Most of this information comes via the program. What ends up onstage in this Native Earth production directed by Paul Thompson is a paint-by-numbers affair with lots of numbers missing.
The opening, it's true, is intriguing. On a raised floor that's made to look like an easel, four actors squirm in Martha Graham dancer fashion under stretchy fabric in solid colours of red, yellow, blue and brown .
We get the symbol. Then Odjig (an underused Jani Lauzon ) announces that she's been commissioned to paint a history of her people for Ottawa's Museum of Man. OK, now we've got a goal.
But what follows - criticism about art scholars, trips to Europe, some sexual punning and a skewed chronology - merely confuses.
An early statement that Odjig likes being a painter because she can erase has lots of dramatic potential, but it's only explored theatrically once, when Odjig gets upset with the way a scene is going and says, "Let's change the colour," and the scene changes.
King never finds the key to Odjig.

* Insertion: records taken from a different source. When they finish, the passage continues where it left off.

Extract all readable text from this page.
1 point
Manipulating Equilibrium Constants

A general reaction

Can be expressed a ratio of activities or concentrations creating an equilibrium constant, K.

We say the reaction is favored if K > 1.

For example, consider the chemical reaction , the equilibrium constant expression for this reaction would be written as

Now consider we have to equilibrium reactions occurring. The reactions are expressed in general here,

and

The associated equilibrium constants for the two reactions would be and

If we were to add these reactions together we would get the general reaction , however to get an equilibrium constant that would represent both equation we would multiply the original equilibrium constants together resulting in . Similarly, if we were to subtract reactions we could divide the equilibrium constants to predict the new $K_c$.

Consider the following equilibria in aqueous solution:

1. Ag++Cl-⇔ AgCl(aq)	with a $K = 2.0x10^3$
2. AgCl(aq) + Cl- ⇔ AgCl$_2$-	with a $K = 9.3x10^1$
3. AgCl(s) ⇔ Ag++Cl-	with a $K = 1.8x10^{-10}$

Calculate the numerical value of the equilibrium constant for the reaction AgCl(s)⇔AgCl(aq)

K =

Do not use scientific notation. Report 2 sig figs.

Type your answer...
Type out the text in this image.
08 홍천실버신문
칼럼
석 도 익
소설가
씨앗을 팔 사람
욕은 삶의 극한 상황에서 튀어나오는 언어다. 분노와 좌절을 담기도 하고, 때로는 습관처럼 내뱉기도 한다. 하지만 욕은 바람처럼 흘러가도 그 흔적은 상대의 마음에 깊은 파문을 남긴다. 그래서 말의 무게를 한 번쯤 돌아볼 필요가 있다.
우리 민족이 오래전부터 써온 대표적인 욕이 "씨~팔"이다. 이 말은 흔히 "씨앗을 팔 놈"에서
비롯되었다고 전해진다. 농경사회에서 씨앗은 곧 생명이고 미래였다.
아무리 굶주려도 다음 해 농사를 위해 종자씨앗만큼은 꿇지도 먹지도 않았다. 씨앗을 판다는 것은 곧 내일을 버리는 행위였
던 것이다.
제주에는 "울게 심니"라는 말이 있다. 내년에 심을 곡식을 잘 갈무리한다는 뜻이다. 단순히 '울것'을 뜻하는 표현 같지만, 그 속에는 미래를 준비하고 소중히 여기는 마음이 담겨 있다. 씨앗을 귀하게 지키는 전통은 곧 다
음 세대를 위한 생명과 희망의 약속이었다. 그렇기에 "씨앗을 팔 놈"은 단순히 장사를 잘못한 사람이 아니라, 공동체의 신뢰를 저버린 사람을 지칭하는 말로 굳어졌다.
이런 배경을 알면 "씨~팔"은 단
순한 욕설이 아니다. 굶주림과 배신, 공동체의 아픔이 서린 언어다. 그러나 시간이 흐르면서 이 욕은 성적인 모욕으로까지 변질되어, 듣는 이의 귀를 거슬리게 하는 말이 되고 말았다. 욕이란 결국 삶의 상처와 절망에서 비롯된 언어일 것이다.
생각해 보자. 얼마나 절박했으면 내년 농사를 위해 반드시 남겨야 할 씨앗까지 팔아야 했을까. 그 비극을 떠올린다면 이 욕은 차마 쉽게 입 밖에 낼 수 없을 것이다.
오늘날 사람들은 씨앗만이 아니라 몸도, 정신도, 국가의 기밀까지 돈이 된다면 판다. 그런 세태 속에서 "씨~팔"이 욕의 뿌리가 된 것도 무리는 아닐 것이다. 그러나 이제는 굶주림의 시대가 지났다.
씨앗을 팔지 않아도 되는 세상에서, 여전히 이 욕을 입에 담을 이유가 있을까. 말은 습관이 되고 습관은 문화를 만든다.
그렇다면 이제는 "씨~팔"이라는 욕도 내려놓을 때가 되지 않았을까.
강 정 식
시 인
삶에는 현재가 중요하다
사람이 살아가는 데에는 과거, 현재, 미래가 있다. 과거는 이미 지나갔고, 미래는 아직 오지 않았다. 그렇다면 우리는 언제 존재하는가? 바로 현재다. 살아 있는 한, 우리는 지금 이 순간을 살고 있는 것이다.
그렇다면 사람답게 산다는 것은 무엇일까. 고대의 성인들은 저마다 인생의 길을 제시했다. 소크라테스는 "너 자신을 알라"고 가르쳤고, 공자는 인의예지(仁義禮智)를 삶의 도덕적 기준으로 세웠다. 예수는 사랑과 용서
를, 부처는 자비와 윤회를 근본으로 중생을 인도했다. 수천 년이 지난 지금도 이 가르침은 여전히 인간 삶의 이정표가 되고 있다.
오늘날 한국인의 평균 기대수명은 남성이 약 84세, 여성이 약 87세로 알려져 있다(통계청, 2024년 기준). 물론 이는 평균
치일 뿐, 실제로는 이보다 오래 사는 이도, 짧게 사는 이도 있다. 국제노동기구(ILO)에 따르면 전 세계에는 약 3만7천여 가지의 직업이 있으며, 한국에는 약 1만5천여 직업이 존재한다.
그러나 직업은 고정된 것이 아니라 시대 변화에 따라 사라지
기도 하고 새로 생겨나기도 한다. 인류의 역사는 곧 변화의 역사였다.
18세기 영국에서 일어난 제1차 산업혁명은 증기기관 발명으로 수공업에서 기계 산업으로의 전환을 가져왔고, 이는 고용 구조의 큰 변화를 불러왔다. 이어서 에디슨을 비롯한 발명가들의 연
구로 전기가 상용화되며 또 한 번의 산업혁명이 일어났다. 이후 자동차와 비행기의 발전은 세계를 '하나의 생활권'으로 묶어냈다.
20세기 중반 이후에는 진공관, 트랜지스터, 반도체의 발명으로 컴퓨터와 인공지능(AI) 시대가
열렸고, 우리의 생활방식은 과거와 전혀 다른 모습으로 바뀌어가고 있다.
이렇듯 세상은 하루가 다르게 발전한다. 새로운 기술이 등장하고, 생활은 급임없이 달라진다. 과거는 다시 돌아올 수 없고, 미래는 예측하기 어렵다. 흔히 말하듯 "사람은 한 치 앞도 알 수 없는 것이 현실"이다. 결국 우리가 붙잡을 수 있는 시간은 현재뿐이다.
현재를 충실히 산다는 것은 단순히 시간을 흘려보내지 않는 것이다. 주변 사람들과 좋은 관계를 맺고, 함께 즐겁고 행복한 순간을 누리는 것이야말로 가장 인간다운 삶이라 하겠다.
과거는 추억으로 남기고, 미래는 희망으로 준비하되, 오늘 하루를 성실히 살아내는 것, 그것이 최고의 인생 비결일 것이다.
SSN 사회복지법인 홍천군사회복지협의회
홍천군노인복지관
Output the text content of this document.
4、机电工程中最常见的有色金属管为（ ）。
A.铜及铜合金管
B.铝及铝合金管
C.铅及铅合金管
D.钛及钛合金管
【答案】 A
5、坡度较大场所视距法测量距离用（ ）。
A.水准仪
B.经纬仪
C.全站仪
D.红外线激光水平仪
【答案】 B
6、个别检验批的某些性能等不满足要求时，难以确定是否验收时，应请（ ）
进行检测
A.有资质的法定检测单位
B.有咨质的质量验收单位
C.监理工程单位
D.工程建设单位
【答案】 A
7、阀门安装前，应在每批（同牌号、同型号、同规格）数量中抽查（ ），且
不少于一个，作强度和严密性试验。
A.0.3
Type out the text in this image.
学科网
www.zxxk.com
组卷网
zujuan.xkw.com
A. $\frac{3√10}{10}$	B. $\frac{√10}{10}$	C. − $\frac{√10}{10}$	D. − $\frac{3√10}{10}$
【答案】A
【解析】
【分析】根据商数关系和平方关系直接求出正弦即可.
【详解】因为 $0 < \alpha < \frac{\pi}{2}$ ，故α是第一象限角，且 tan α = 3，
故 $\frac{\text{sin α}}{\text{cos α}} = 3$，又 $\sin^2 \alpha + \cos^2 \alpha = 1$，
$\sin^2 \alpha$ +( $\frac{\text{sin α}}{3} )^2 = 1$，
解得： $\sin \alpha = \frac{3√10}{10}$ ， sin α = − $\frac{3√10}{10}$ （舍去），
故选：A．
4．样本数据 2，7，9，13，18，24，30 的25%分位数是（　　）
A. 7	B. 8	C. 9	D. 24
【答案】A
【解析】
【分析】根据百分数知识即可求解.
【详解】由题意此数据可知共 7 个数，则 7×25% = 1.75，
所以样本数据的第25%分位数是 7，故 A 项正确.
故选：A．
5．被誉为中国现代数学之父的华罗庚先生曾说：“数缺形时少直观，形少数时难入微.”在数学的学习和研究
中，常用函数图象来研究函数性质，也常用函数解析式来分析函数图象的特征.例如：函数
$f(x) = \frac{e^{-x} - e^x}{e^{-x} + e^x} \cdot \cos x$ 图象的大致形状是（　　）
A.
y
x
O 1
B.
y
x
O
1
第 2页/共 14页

Colleagues are mentioned for no reason. The painter's relatives come and go. A mother dies with little emotional effect. A husband is mentioned as if he's a delivery man. And why does Odjig admire Picasso so much?
As a young girl, Odjig's criticized by her Catholic nun teachers for steering away from realism, and we sense the artist's frustration. But that little detail, along with a perfunctory shot at censorship, are the only themes that emerge with any clarity.
Bonnie Devine 's sets and costumes evoke the artist's palette of colours, and the piece has an often whimsical style, with spirited performances by the ensemble.
But those wanting a rich understanding of Odjig's life and art would do better looking at the paintings themselves.